Déjà le soleil avait parcouru le tiers de son cours, et la nuit régnait encore dans l'appartement de Rézia, tant elle éprouvait de plaisir à prolonger, même en veillant, ce songe agréable. Fatmé, qu'un si long sommeil étonne, s'approche enfin de son lit doré, en tire les rideaux de soie, et voit, avec surprise, une douce joie briller sur le visage de sa maîtresse.

“Félicite-moi, chère Fatmé, je l'ai revu, oui, je l'ai revu !…

– Est-il possible ?” dit la nourrice.

Et d'un air malin elle parcourt tout l'appartement.

“Que tu es simple ! dit en riant la princesse ; je croyais m'être clairement expliquée. Je l'ai vu en rêve, il est vrai ; mais il est, j'en suis sûre, près de ces lieux ; oui, mon cœur me dit qu'il n'est pas loin. Si tu m'aimes, ne cherche pas à me désabuser…

– Je me tais…

– Hé ! qu'a donc mon espoir de si téméraire ? Pourquoi refuserais-je de m'y livrer ?… (La nourrice soupire et garde le silence). Quel être surpasse l'amour en puissance ? Il attelle des lions à son char, et c'est lui qui me protège ; il me sauvera sans doute ; j'ignore comment, il est vrai. Tu te tais, tu soupires ? ah ! ma bonne nourrice, je n'entends que trop bien ton silence ! tu n'espères rien en faveur de ma flamme ? hélas ! si je me livre à l'espérance, c'est qu'elle est mon unique consolation ! L'heure fatale approche ; j'entends déjà le bruit de mes chaînes, et mon malheur est certain. Un miracle, Fatmé, peut seul me sauver… sinon, voilà mon sauveur.

En disant ces mots, elle tire, l'œil en feu, un poignard de son sein…

– Tiens, dit-elle, c'est à ce fer que je dois le courage qui m'anime ; c'est lui qui m'élève au-dessus de moi-même ! Armée de ce glaive, j'espère tout du destin…”

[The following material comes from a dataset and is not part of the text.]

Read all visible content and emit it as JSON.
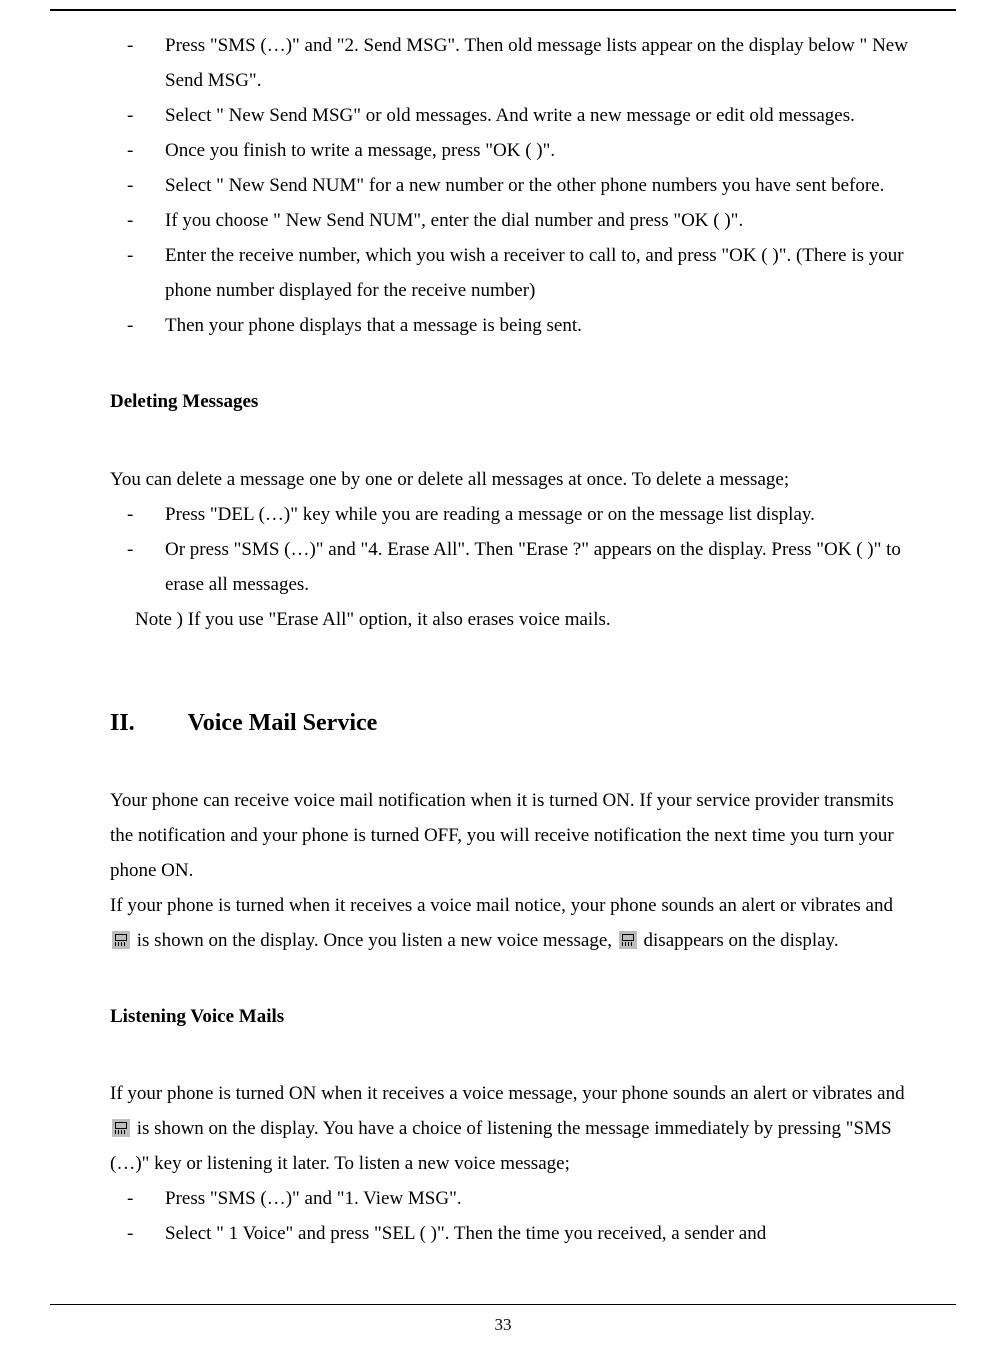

À cette vue, la nourrice recule, tremble, pâlit.

“Ah ! s'écrie-t-elle, si c'est là son seul espoir, Dieu tout-puissant, prends pitié de cette infortunée…”

Puis elle pleure, gémit, lève les bras au ciel. La princesse de sa main, lui ferme la bouche, et ensevelit le poignard dans son sein.

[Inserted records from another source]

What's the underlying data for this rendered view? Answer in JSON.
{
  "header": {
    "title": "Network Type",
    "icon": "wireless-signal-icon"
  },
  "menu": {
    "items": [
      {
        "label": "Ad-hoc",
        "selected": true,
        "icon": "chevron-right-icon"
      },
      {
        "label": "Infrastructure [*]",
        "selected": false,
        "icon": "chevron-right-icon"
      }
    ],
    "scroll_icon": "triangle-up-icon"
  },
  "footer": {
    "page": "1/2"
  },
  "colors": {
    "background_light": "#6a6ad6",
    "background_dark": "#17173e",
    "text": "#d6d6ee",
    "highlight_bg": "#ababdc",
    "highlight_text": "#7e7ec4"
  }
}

Tu sais, dit-elle, que dans ce vaste univers, rien ne m'est plus odieux que ce prince des Druses. Puisse le poison le plus cruel couler dans mes veines avant que je tombe en sa puissance ! Si mon amant ne vient pas pour lui ravir sa proie, quelle autre ressource me reste que ce fer libérateur ?”

À peine a-t-elle prononcé ces mots qu'on entend frapper à la petite porte qui conduit de l'appartement de Rézia dans celui de Fatmé. La nourrice y court et revient bientôt avec tant de hâte, qu'elle respire à peine. Le visage rayonnant et la voix altérée par la joie :

“Princesse, s'écrie-t-elle, réjouissez-vous : le chevalier est trouvé.”

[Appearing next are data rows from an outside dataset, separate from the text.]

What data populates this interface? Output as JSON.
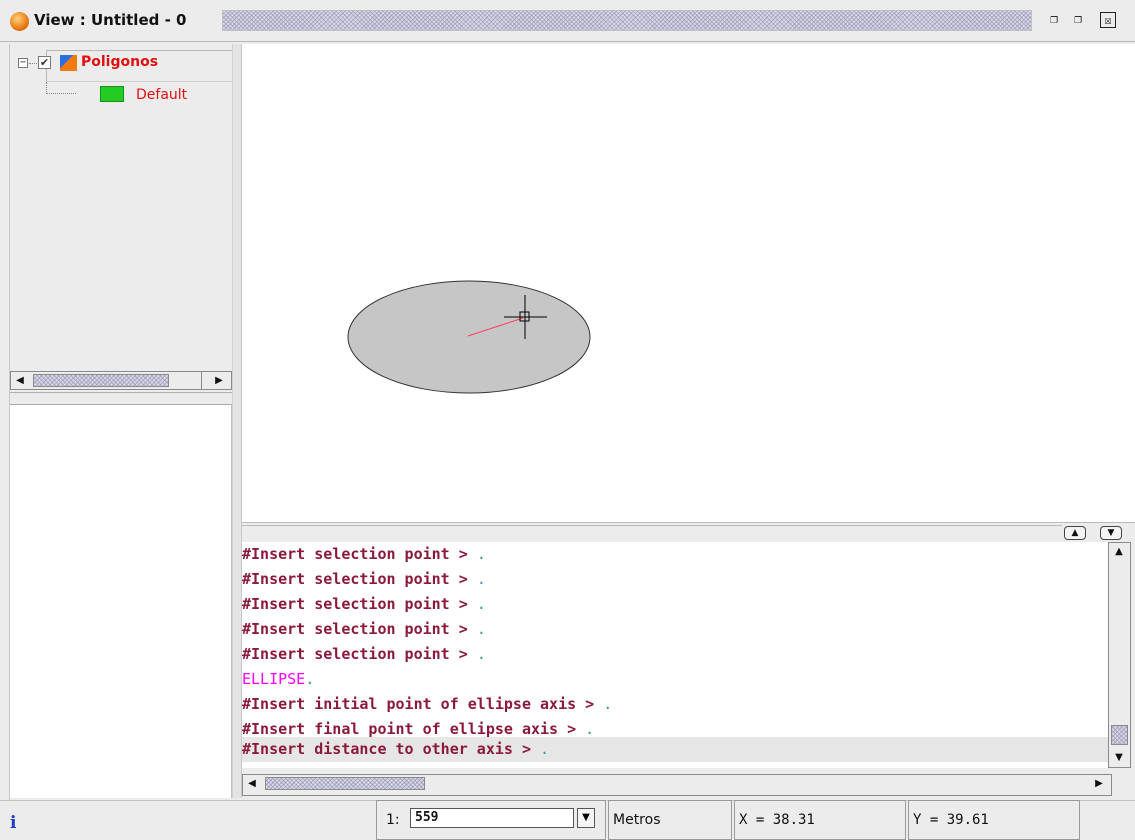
{
  "window": {
    "title": "View : Untitled - 0",
    "buttons": {
      "minimize": "❐",
      "maximize": "❐",
      "close": "☒"
    }
  },
  "toc": {
    "layer": {
      "name": "Poligonos",
      "checked": true,
      "expanded": true
    },
    "legend": {
      "label": "Default",
      "color": "#22cc22"
    }
  },
  "console": {
    "lines": [
      {
        "text": "#Insert selection point > ",
        "dot": ".",
        "type": "prompt"
      },
      {
        "text": "#Insert selection point > ",
        "dot": ".",
        "type": "prompt"
      },
      {
        "text": "#Insert selection point > ",
        "dot": ".",
        "type": "prompt"
      },
      {
        "text": "#Insert selection point > ",
        "dot": ".",
        "type": "prompt"
      },
      {
        "text": "#Insert selection point > ",
        "dot": ".",
        "type": "prompt"
      },
      {
        "text": "ELLIPSE",
        "dot": ".",
        "type": "command"
      },
      {
        "text": "#Insert initial point of ellipse axis > ",
        "dot": ".",
        "type": "prompt"
      },
      {
        "text": "#Insert final point of ellipse axis > ",
        "dot": ".",
        "type": "prompt"
      },
      {
        "text": "#Insert distance to other axis > ",
        "dot": ".",
        "type": "prompt-highlight"
      }
    ],
    "colors": {
      "prompt": "#8b1a3a",
      "command": "#ff00ff",
      "dot": "#2a9aa8"
    }
  },
  "status": {
    "info_icon": "i",
    "scale_prefix": "1:",
    "scale_value": "559",
    "units": "Metros",
    "x_readout": "X = 38.31",
    "y_readout": "Y = 39.61"
  }
}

À ces mots, Rézia, hors d'elle-même, se précipite de son lit, couverte d'un simple vêtement de nuit, qui, tel qu'un léger nuage, cache à peine son beau corps, et sautant au cou de Fatmé :

“Il est trouvé ! dit-elle ; où ? en quel lieu est-il ? Ô mon rêve, tu ne m'as donc pas trompée !”

La nourrice, dans sa joie, songe à peine à jeter à la hâte une robe sur sa maîtresse à demi nue et tout occupée de son bonheur. On fait entrer la vieille ; on lui demande le récit de son histoire ; elle le commence dès l'arrivée du chevalier, sans négliger la moindre circonstance, sans omettre un mot, un trait échappé à son hôte…

“C'est lui ! c'est lui ! s'écrie Fatmé, nous le tenons ! tout s'accorde au mieux…”

On interroge de nouveau la vieille : on lui fait répéter jusqu'à trois et quatre fois ce qu'il a fait, ce qu'il a dit et ce qu'il n'a pas dit. On l'oblige à le dépeindre encore trait pour trait : il faut qu'elle redise quelle est la longueur et la couleur de ses cheveux, combien sont grands ses beaux yeux bleus. On a toujours cent choses à lui demander, qui lui sont échappées, sans doute, dans la chaleur du récit.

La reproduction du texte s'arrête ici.